The #pragma flowindent directive at the start of the script means that indentation will be increased on entry to a function and reduced on the same function’s return. Showing function calls in a nested manner like this makes the output much more readable.

The pid provider instruments userland applications. The process to be instrumented is specified with the $target macro argument, which always expands to the PID of the process being traced when we attach to the process by using the -p option to dtrace(1M).

The second clause enables all the entry and return probes in the nscd process, and the third clause enables every entry and return probe in the kernel. The predicate in both of these clauses specifies that we are only interested in executing the actions if the thread-local self->in variable is set. This variable is set to 1 when nscd’s getgr_lookup() function is entered and set to 0 on exit from this function (that is, when the return probe is fired). For example:

sol10# dtrace -s ./nscd.d -p 'pgrep nscd`
dtrace: script './nscd.d' matched 43924 probes
CPU FUNCTION
  0  -> getgr_lookup                           (pid)
  0    -> mutex_lock                           (pid)
  0      -> mutex_lock_impl                    (pid)
  0      <- mutex_lock_impl                    (pid)
  0    <- mutex_lock                           (pid)
  0    -> _xstat                               (pid)
  0      -> copyout                            (fbt)
  0      <- kcopy                              (fbt)
  0      -> syscall_mstate                     (fbt)
  0        -> gethrtime_unscaled               (fbt)
  0        <- gethrtime_unscaled               (fbt)
  0      <- syscall_mstate                     (fbt)
  0      -> syscall_entry                      (fbt)
 <output elided>
  0      <- syscall_exit                       (fbt)
  0      -> syscall_mstate                     (fbt)
  0        -> gethrtime_unscaled               (fbt)
  0        <- gethrtime_unscaled               (fbt)
  0      <- syscall_mstate                     (fbt)
  0    <- _xstat                               (pid)
  0    -> get_hash                             (pid)
  0      -> abs                                (pid)
  0        -> copyout                          (fbt)
  0        <- kcopy                            (fbt)
  0      <- abs                                (pid)
  0    <- get_hash                             (pid)
  0    -> memcpy                               (pid)
  0      -> copyout                            (fbt)
  0      <- kcopy                              (fbt)
  0    <- memcpy                               (pid)
  0    -> mutex_unlock                         (pid)
  0    <- mutex_unlock                         (pid)
  0   | getgr_lookup:return                    (pid)
  0  <- getgr_lookup

DTrace provides a very useful feature by which we can access symbols defined in the Solaris kernel from within a D script. We can use the backquote character (`) to refer to kernel symbols, and this information can be used to great advantage when we are exploring the behavior of a Solaris kernel. For example, a variable named mpid is declared in the Solaris kernel source to keep track of the last PID that was allocated. It is declared in uts/common/os/pid.c as follows:

static pid_t mpid;

The following script uses this variable to calculate the rate of process creation on the system and to output a message if it exceeds a given amount (10 processes per second in this case):

dtrace:::BEGIN
{
        cnt = 'mpid;
}
profile:::tick-1s
/'mpid < cnt+10/
{
        cnt = 'mpid;
}

profile:::tick-1s
/'mpid >= cnt+10/
{
        printf("High process creation rate: %d/sec
", 'mpid - cnt);
        cnt = 'mpid;
}

The first clause uses the BEGIN probe from the dtrace provider to initialize a global variable (cnt) to the current value of the mpid kernel variable.
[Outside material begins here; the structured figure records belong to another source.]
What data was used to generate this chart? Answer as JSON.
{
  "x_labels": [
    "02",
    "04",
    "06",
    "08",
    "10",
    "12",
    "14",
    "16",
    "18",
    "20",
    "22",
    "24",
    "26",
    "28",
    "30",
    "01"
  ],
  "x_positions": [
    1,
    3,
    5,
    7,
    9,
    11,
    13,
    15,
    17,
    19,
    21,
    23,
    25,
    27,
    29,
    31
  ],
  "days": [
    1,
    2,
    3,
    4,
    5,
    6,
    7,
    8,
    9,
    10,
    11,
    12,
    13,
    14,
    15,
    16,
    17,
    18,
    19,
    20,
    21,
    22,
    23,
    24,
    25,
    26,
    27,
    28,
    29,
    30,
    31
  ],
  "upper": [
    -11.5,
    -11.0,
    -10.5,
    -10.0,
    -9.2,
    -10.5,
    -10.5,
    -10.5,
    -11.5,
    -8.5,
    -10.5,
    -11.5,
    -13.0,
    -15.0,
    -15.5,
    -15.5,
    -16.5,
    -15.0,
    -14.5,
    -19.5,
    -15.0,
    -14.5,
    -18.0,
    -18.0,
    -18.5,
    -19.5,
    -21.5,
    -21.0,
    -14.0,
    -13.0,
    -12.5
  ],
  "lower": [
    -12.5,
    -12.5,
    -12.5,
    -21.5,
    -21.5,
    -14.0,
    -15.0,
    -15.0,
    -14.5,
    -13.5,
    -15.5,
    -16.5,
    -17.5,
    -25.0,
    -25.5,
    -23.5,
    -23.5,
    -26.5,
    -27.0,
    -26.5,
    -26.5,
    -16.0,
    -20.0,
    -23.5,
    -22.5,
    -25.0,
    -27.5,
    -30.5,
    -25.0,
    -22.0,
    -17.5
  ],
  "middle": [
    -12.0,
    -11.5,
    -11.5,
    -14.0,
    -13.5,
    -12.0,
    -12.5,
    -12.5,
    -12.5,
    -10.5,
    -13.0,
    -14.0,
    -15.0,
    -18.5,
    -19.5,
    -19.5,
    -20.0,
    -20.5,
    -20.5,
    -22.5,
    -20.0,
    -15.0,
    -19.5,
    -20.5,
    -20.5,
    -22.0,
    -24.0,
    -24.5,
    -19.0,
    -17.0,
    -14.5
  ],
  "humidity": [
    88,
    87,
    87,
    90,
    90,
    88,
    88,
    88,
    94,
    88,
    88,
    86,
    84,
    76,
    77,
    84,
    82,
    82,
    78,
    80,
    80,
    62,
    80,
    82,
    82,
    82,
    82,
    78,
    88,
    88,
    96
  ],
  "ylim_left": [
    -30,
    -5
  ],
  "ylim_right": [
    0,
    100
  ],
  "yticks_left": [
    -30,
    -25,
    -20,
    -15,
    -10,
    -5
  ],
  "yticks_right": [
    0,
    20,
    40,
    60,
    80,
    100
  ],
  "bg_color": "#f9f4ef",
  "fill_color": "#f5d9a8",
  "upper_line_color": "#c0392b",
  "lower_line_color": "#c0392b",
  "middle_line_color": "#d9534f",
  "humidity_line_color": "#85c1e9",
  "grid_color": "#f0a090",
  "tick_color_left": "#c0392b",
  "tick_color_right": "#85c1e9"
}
The BEGIN, END, and ERROR probes are special probes that belong to the dtrace provider. These probes are essentially virtual probes in that they aren’t associated with any code location or timer source. The BEGIN probe fires before any other probes when we start the tracing session and allows us to perform tasks such as data initialization. The END probe is called when the tracing session is terminated either with a Control-C or an explicit call to the exit() action. Its main function is to print data collected during the execution of the script. The ERROR probe is less commonly used; it is called upon abnormal termination of the script.

Both of the next two clauses in the previous example enable the profile:::tick-1s probe. The probe fires every second, and the two clauses are executed in the order specified in the script. The important thing to note is that the predicates in the two clauses contain mutually exclusive logic, which ensures that only one of them will be true at any one time—either ten processes have been created in the last second or they haven’t!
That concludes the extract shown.